Physicians have limited use of available CPT codes. Find out why.
When reporting for audiologist's services, don't forget that Medicare prohibits audiologists from billing for treatment services. They are only allowed to bill for diagnostic services. However, otolaryngologists may bill for therapeutic services. CPT manual lists 10 codes for cochlear implant services.
Don't rack your brains yet. Fortunately, you have ways to work within this guideline. Check out these frequently asked questions (FAQs) and bare some sense on how you should tackle that claim for hearing loss treatment.
What CPT Codes Do I Have In My Cache?
CPT lists 10 codes which you may use for cochlear implant services:
92506 -- Evaluation of speech, language, voice, communication, and/or auditory processing;
92507 -- Treatment of speech, language, voice, communication, and/or auditory processing disorder; individual;
92601 -- Diagnostic analysis of cochlear implant, patient younger than 7 years of age; with programming;
92602 -- Diagnostic analysis of cochlear implant, patient younger than 7 years of age; subsequent reprogramming;
92603 -- Diagnostic analysis of cochlear implant, age 7 years or older; with programming;
92604 -- Diagnostic analysis of cochlear implant, age 7 years or older; subsequent reprogramming;
92626 -- Evaluation of auditory rehabilitation status; first hour;
92627 -- Evaluation of auditory rehabilitation status; each additional 15 minutes (List separately in addition to code for primary procedure);
92630 -- Auditory rehabilitation; prelingual hearing loss;
92633 -- Auditory rehabilitation; postlingual hearing loss.
Again, Medicare limits coverage of an audiologist's services to diagnostic testing only. Additionally, speech language pathologists (SLPs) may only use 92506, 92507 and 92508 (Treatment of speech, language, voice, communication, and/or auditory processing disorder; group, 2 or more individuals) for treatment services, including auditory rehabilitation, according to Medicare. This means that Medicare will not pay audiologists when they report 92506, 92507, or 92508. On the other hand, think of 92507 as an "umbrella" code that covers everything SLPs do. The otolaryngologist can do and report any of these codes.
What Options Do I Have Besides 92507?
Depending on the type of cochlear implant service rendered by your physician, you can explore using any of the 10 codes previously listed. For instance, if the service involves cochlear implant fitting and programming, you would bill 92603 for patients older than 7 years; 92601 for patients 7 years and younger.
HCPCS' L codes also have a role to play for cochlear implant supplies. You would use L8619 (Cochlear implant external speech processor and controller, integrated system, replacement) to report replacement, and L7500 (Repair of prosthetic device, hourly rate [excludes V5335 repair of oral or laryngeal prosthesis or artificial larynx]) to report repair services.
Important: Make sure you contact the payers to check which CPTs/HCPCS they will accept. Doing so could save you time in awaiting your payment.
Example: A 37-year-old patient who's had a cochlear implant surgery presents to the office for fitting and programming of his device. He visits 93 days after his surgery. In this case, you would report 92603. Medicare covers this service as long as it is provided outside the 90-day period following surgery. Services within 90 days are included in the global payment for the surgical procedure.
What Medicare Official Directive Should I Refer To?

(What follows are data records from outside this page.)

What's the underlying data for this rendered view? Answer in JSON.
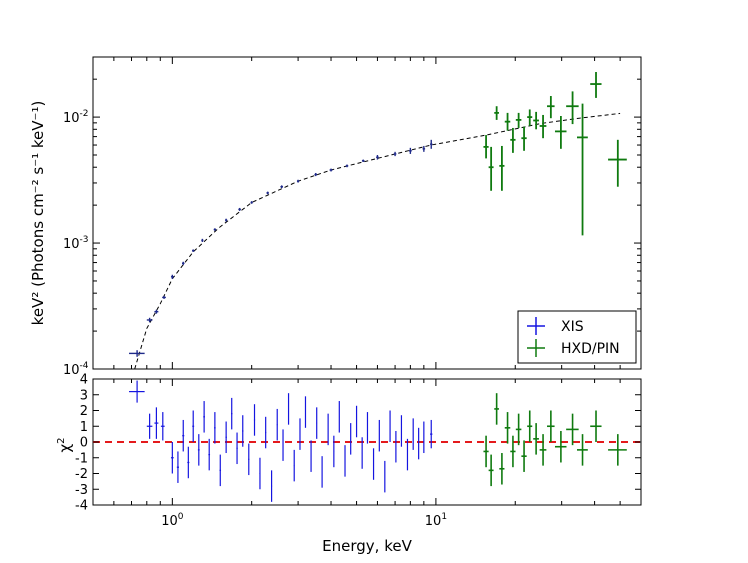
{
  "chart_data": [
    {
      "panel": "spectrum",
      "type": "scatter",
      "xscale": "log",
      "yscale": "log",
      "xlim": [
        0.5,
        60
      ],
      "ylim": [
        0.0001,
        0.03
      ],
      "ylabel": "keV² (Photons cm⁻² s⁻¹ keV⁻¹)",
      "yticks": [
        {
          "value": 0.0001,
          "base": "10",
          "exp": "-4"
        },
        {
          "value": 0.001,
          "base": "10",
          "exp": "-3"
        },
        {
          "value": 0.01,
          "base": "10",
          "exp": "-2"
        }
      ],
      "legend": {
        "placement": "bottom-right",
        "entries": [
          "XIS",
          "HXD/PIN"
        ]
      },
      "series": [
        {
          "name": "XIS",
          "color": "#1f2a8a",
          "points": [
            {
              "x": 0.735,
              "y": 0.000133,
              "xerr": 0.05,
              "ylo": 0.000125,
              "yhi": 0.000141
            },
            {
              "x": 0.82,
              "y": 0.000245,
              "xerr": 0.02,
              "ylo": 0.000235,
              "yhi": 0.000255
            },
            {
              "x": 0.87,
              "y": 0.000285,
              "xerr": 0.015,
              "ylo": 0.000275,
              "yhi": 0.000295
            },
            {
              "x": 0.93,
              "y": 0.00037,
              "xerr": 0.015,
              "ylo": 0.00036,
              "yhi": 0.00038
            },
            {
              "x": 1.0,
              "y": 0.00054,
              "xerr": 0.012,
              "ylo": 0.00052,
              "yhi": 0.00056
            },
            {
              "x": 1.1,
              "y": 0.00069,
              "xerr": 0.012,
              "ylo": 0.00067,
              "yhi": 0.00071
            },
            {
              "x": 1.2,
              "y": 0.00087,
              "xerr": 0.012,
              "ylo": 0.00085,
              "yhi": 0.00089
            },
            {
              "x": 1.3,
              "y": 0.00105,
              "xerr": 0.012,
              "ylo": 0.00102,
              "yhi": 0.00108
            },
            {
              "x": 1.45,
              "y": 0.00128,
              "xerr": 0.015,
              "ylo": 0.00125,
              "yhi": 0.00131
            },
            {
              "x": 1.6,
              "y": 0.00152,
              "xerr": 0.015,
              "ylo": 0.00148,
              "yhi": 0.00156
            },
            {
              "x": 1.8,
              "y": 0.00185,
              "xerr": 0.02,
              "ylo": 0.0018,
              "yhi": 0.0019
            },
            {
              "x": 2.0,
              "y": 0.0021,
              "xerr": 0.02,
              "ylo": 0.00205,
              "yhi": 0.00215
            },
            {
              "x": 2.3,
              "y": 0.0025,
              "xerr": 0.025,
              "ylo": 0.00244,
              "yhi": 0.00256
            },
            {
              "x": 2.6,
              "y": 0.0028,
              "xerr": 0.03,
              "ylo": 0.00273,
              "yhi": 0.00287
            },
            {
              "x": 3.0,
              "y": 0.0031,
              "xerr": 0.03,
              "ylo": 0.00302,
              "yhi": 0.00318
            },
            {
              "x": 3.5,
              "y": 0.0035,
              "xerr": 0.04,
              "ylo": 0.0034,
              "yhi": 0.0036
            },
            {
              "x": 4.0,
              "y": 0.0038,
              "xerr": 0.05,
              "ylo": 0.0037,
              "yhi": 0.0039
            },
            {
              "x": 4.6,
              "y": 0.0041,
              "xerr": 0.05,
              "ylo": 0.004,
              "yhi": 0.0042
            },
            {
              "x": 5.3,
              "y": 0.0045,
              "xerr": 0.06,
              "ylo": 0.0044,
              "yhi": 0.0046
            },
            {
              "x": 6.0,
              "y": 0.0048,
              "xerr": 0.07,
              "ylo": 0.0046,
              "yhi": 0.005
            },
            {
              "x": 7.0,
              "y": 0.0051,
              "xerr": 0.08,
              "ylo": 0.0049,
              "yhi": 0.0053
            },
            {
              "x": 8.0,
              "y": 0.0054,
              "xerr": 0.1,
              "ylo": 0.0051,
              "yhi": 0.0057
            },
            {
              "x": 9.0,
              "y": 0.0056,
              "xerr": 0.1,
              "ylo": 0.0053,
              "yhi": 0.0059
            },
            {
              "x": 9.6,
              "y": 0.0061,
              "xerr": 0.1,
              "ylo": 0.0056,
              "yhi": 0.0066
            }
          ]
        },
        {
          "name": "HXD/PIN",
          "color": "#0f7a0f",
          "points": [
            {
              "x": 15.5,
              "y": 0.0058,
              "xerr": 0.35,
              "ylo": 0.0047,
              "yhi": 0.0072
            },
            {
              "x": 16.2,
              "y": 0.004,
              "xerr": 0.35,
              "ylo": 0.0026,
              "yhi": 0.0058
            },
            {
              "x": 17.0,
              "y": 0.0108,
              "xerr": 0.35,
              "ylo": 0.0095,
              "yhi": 0.0122
            },
            {
              "x": 17.8,
              "y": 0.0041,
              "xerr": 0.4,
              "ylo": 0.0026,
              "yhi": 0.0059
            },
            {
              "x": 18.7,
              "y": 0.0092,
              "xerr": 0.45,
              "ylo": 0.0078,
              "yhi": 0.0108
            },
            {
              "x": 19.6,
              "y": 0.0066,
              "xerr": 0.45,
              "ylo": 0.0052,
              "yhi": 0.0082
            },
            {
              "x": 20.6,
              "y": 0.0095,
              "xerr": 0.5,
              "ylo": 0.0082,
              "yhi": 0.0108
            },
            {
              "x": 21.6,
              "y": 0.0068,
              "xerr": 0.5,
              "ylo": 0.0054,
              "yhi": 0.0084
            },
            {
              "x": 22.7,
              "y": 0.01,
              "xerr": 0.5,
              "ylo": 0.0085,
              "yhi": 0.0115
            },
            {
              "x": 24.0,
              "y": 0.0094,
              "xerr": 0.6,
              "ylo": 0.008,
              "yhi": 0.011
            },
            {
              "x": 25.5,
              "y": 0.0085,
              "xerr": 0.75,
              "ylo": 0.0068,
              "yhi": 0.0104
            },
            {
              "x": 27.3,
              "y": 0.0122,
              "xerr": 0.9,
              "ylo": 0.0098,
              "yhi": 0.0147
            },
            {
              "x": 29.8,
              "y": 0.0077,
              "xerr": 1.5,
              "ylo": 0.0056,
              "yhi": 0.0102
            },
            {
              "x": 33.0,
              "y": 0.0122,
              "xerr": 1.8,
              "ylo": 0.0088,
              "yhi": 0.016
            },
            {
              "x": 36.0,
              "y": 0.0069,
              "xerr": 1.7,
              "ylo": 0.00115,
              "yhi": 0.0128
            },
            {
              "x": 40.5,
              "y": 0.0183,
              "xerr": 2.0,
              "ylo": 0.0142,
              "yhi": 0.0228
            },
            {
              "x": 49.0,
              "y": 0.0046,
              "xerr": 4.0,
              "ylo": 0.0028,
              "yhi": 0.0066
            }
          ]
        }
      ],
      "model": {
        "style": "dashed",
        "color": "#000000",
        "points": [
          {
            "x": 0.72,
            "y": 0.0001
          },
          {
            "x": 0.8,
            "y": 0.00021
          },
          {
            "x": 0.9,
            "y": 0.00033
          },
          {
            "x": 1.0,
            "y": 0.00052
          },
          {
            "x": 1.2,
            "y": 0.00085
          },
          {
            "x": 1.5,
            "y": 0.00132
          },
          {
            "x": 2.0,
            "y": 0.0021
          },
          {
            "x": 3.0,
            "y": 0.0031
          },
          {
            "x": 4.0,
            "y": 0.0038
          },
          {
            "x": 6.0,
            "y": 0.0047
          },
          {
            "x": 9.6,
            "y": 0.006
          },
          {
            "x": 15.5,
            "y": 0.0072
          },
          {
            "x": 25.0,
            "y": 0.0089
          },
          {
            "x": 35.0,
            "y": 0.0098
          },
          {
            "x": 50.0,
            "y": 0.0107
          }
        ]
      }
    },
    {
      "panel": "residuals",
      "type": "scatter",
      "xscale": "log",
      "xlim": [
        0.5,
        60
      ],
      "ylim": [
        -4,
        4
      ],
      "yticks": [
        "-4",
        "-3",
        "-2",
        "-1",
        "0",
        "1",
        "2",
        "3",
        "4"
      ],
      "ylabel": "χ",
      "ylabel_sup": "2",
      "xlabel": "Energy, keV",
      "xticks": [
        {
          "value": 1,
          "base": "10",
          "exp": "0"
        },
        {
          "value": 10,
          "base": "10",
          "exp": "1"
        }
      ],
      "reference_line": {
        "y": 0,
        "style": "dashed",
        "color": "#e41a1c"
      },
      "series": [
        {
          "name": "XIS",
          "color": "#1515e0",
          "points": [
            {
              "x": 0.735,
              "y": 3.2,
              "xerr": 0.05,
              "err": 0.7
            },
            {
              "x": 0.82,
              "y": 1.0,
              "xerr": 0.02,
              "err": 0.8
            },
            {
              "x": 0.87,
              "y": 1.2,
              "xerr": 0.015,
              "err": 1.0
            },
            {
              "x": 0.92,
              "y": 1.0,
              "xerr": 0.015,
              "err": 0.9
            },
            {
              "x": 1.0,
              "y": -1.0,
              "xerr": 0.012,
              "err": 1.0
            },
            {
              "x": 1.05,
              "y": -1.6,
              "xerr": 0.01,
              "err": 1.0
            },
            {
              "x": 1.1,
              "y": 0.4,
              "xerr": 0.01,
              "err": 1.0
            },
            {
              "x": 1.15,
              "y": -1.3,
              "xerr": 0.01,
              "err": 1.0
            },
            {
              "x": 1.2,
              "y": 1.0,
              "xerr": 0.01,
              "err": 1.0
            },
            {
              "x": 1.26,
              "y": -0.5,
              "xerr": 0.01,
              "err": 1.0
            },
            {
              "x": 1.32,
              "y": 1.6,
              "xerr": 0.01,
              "err": 1.0
            },
            {
              "x": 1.38,
              "y": -0.8,
              "xerr": 0.01,
              "err": 1.0
            },
            {
              "x": 1.45,
              "y": 0.9,
              "xerr": 0.01,
              "err": 1.0
            },
            {
              "x": 1.52,
              "y": -1.8,
              "xerr": 0.01,
              "err": 1.0
            },
            {
              "x": 1.6,
              "y": 0.3,
              "xerr": 0.01,
              "err": 1.0
            },
            {
              "x": 1.68,
              "y": 1.8,
              "xerr": 0.01,
              "err": 1.0
            },
            {
              "x": 1.76,
              "y": -0.4,
              "xerr": 0.01,
              "err": 1.0
            },
            {
              "x": 1.85,
              "y": 0.7,
              "xerr": 0.01,
              "err": 1.0
            },
            {
              "x": 1.95,
              "y": -1.1,
              "xerr": 0.01,
              "err": 1.0
            },
            {
              "x": 2.05,
              "y": 1.4,
              "xerr": 0.01,
              "err": 1.0
            },
            {
              "x": 2.15,
              "y": -2.0,
              "xerr": 0.01,
              "err": 1.0
            },
            {
              "x": 2.26,
              "y": 0.6,
              "xerr": 0.01,
              "err": 1.0
            },
            {
              "x": 2.38,
              "y": -2.8,
              "xerr": 0.01,
              "err": 1.0
            },
            {
              "x": 2.5,
              "y": 1.1,
              "xerr": 0.01,
              "err": 1.0
            },
            {
              "x": 2.63,
              "y": -0.2,
              "xerr": 0.01,
              "err": 1.0
            },
            {
              "x": 2.76,
              "y": 2.1,
              "xerr": 0.01,
              "err": 1.0
            },
            {
              "x": 2.9,
              "y": -1.5,
              "xerr": 0.01,
              "err": 1.0
            },
            {
              "x": 3.05,
              "y": 0.5,
              "xerr": 0.01,
              "err": 1.0
            },
            {
              "x": 3.2,
              "y": 1.9,
              "xerr": 0.01,
              "err": 1.0
            },
            {
              "x": 3.36,
              "y": -0.9,
              "xerr": 0.01,
              "err": 1.0
            },
            {
              "x": 3.53,
              "y": 1.2,
              "xerr": 0.01,
              "err": 1.0
            },
            {
              "x": 3.7,
              "y": -1.9,
              "xerr": 0.01,
              "err": 1.0
            },
            {
              "x": 3.9,
              "y": 0.8,
              "xerr": 0.01,
              "err": 1.0
            },
            {
              "x": 4.1,
              "y": -0.6,
              "xerr": 0.01,
              "err": 1.0
            },
            {
              "x": 4.3,
              "y": 1.6,
              "xerr": 0.01,
              "err": 1.0
            },
            {
              "x": 4.52,
              "y": -1.2,
              "xerr": 0.01,
              "err": 1.0
            },
            {
              "x": 4.75,
              "y": 0.2,
              "xerr": 0.01,
              "err": 1.0
            },
            {
              "x": 5.0,
              "y": 1.3,
              "xerr": 0.01,
              "err": 1.0
            },
            {
              "x": 5.25,
              "y": -0.7,
              "xerr": 0.01,
              "err": 1.0
            },
            {
              "x": 5.5,
              "y": 0.9,
              "xerr": 0.01,
              "err": 1.0
            },
            {
              "x": 5.8,
              "y": -1.4,
              "xerr": 0.01,
              "err": 1.0
            },
            {
              "x": 6.1,
              "y": 0.4,
              "xerr": 0.01,
              "err": 1.0
            },
            {
              "x": 6.4,
              "y": -2.2,
              "xerr": 0.01,
              "err": 1.0
            },
            {
              "x": 6.7,
              "y": 1.0,
              "xerr": 0.01,
              "err": 1.0
            },
            {
              "x": 7.05,
              "y": -0.3,
              "xerr": 0.01,
              "err": 1.0
            },
            {
              "x": 7.4,
              "y": 0.7,
              "xerr": 0.01,
              "err": 1.0
            },
            {
              "x": 7.8,
              "y": -0.8,
              "xerr": 0.01,
              "err": 1.0
            },
            {
              "x": 8.2,
              "y": 0.5,
              "xerr": 0.01,
              "err": 1.0
            },
            {
              "x": 8.6,
              "y": -0.1,
              "xerr": 0.01,
              "err": 1.0
            },
            {
              "x": 9.0,
              "y": 0.3,
              "xerr": 0.01,
              "err": 1.0
            },
            {
              "x": 9.6,
              "y": 0.5,
              "xerr": 0.1,
              "err": 0.9
            }
          ]
        },
        {
          "name": "HXD/PIN",
          "color": "#0f7a0f",
          "points": [
            {
              "x": 15.5,
              "y": -0.6,
              "xerr": 0.35,
              "err": 1.0
            },
            {
              "x": 16.2,
              "y": -1.8,
              "xerr": 0.35,
              "err": 1.0
            },
            {
              "x": 17.0,
              "y": 2.1,
              "xerr": 0.35,
              "err": 1.0
            },
            {
              "x": 17.8,
              "y": -1.7,
              "xerr": 0.4,
              "err": 1.0
            },
            {
              "x": 18.7,
              "y": 0.9,
              "xerr": 0.45,
              "err": 1.0
            },
            {
              "x": 19.6,
              "y": -0.6,
              "xerr": 0.45,
              "err": 1.0
            },
            {
              "x": 20.6,
              "y": 0.8,
              "xerr": 0.5,
              "err": 1.0
            },
            {
              "x": 21.6,
              "y": -0.9,
              "xerr": 0.5,
              "err": 1.0
            },
            {
              "x": 22.7,
              "y": 1.0,
              "xerr": 0.5,
              "err": 1.0
            },
            {
              "x": 24.0,
              "y": 0.2,
              "xerr": 0.6,
              "err": 1.0
            },
            {
              "x": 25.5,
              "y": -0.5,
              "xerr": 0.75,
              "err": 1.0
            },
            {
              "x": 27.3,
              "y": 1.0,
              "xerr": 0.9,
              "err": 1.0
            },
            {
              "x": 29.8,
              "y": -0.3,
              "xerr": 1.5,
              "err": 1.0
            },
            {
              "x": 33.0,
              "y": 0.8,
              "xerr": 1.8,
              "err": 1.0
            },
            {
              "x": 36.0,
              "y": -0.5,
              "xerr": 1.7,
              "err": 1.0
            },
            {
              "x": 40.5,
              "y": 1.0,
              "xerr": 2.0,
              "err": 1.0
            },
            {
              "x": 49.0,
              "y": -0.5,
              "xerr": 4.0,
              "err": 1.0
            }
          ]
        }
      ]
    }
  ]
}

Medicare's specific policy on cochlear implant services appears on an article in MLN Matters, a publication of the Centers for Medicare and Medicaid Services' (CMS) Medicare Learning Network, and describes Medicare coverage for CI services that became effective April 4, 2005. (For a copy of this article, you may email editor Claire Gamboa at cgamboa@codinginstitute.com.)
The article states: "CMS will cover treatment of bilateral pre- or post-linguistic, sensorineural, moderate-to-profound hearing loss for individuals with hearing test scores equal to or less than 40 percent correct in the best aided listening condition on tape-recorded tests of open-set sentence recognition ... Additionally, CMS will cover cochlear implants of individuals with open-set sentence recognition test scores of greater than 40 percent to less than or equal to 60 percent correct, where the device was implanted in an acceptable clinical trial/study."
Do Private Payers Follow Medicare Rule?
Some do; some don't. Nonetheless, each patient's health plan has a specific policy regarding coverage that may differ from the others. Regardless of the general policy of the health insurance carrier, you should check out the patient's contract to determine coverage.
You should also note that some states mandate cochlear implant (CI) coverage, as in the case of Wisconsin which, in May 2009, became one of the first states to require insurance companies to cover the cost of CIs for children 18 years old or younger.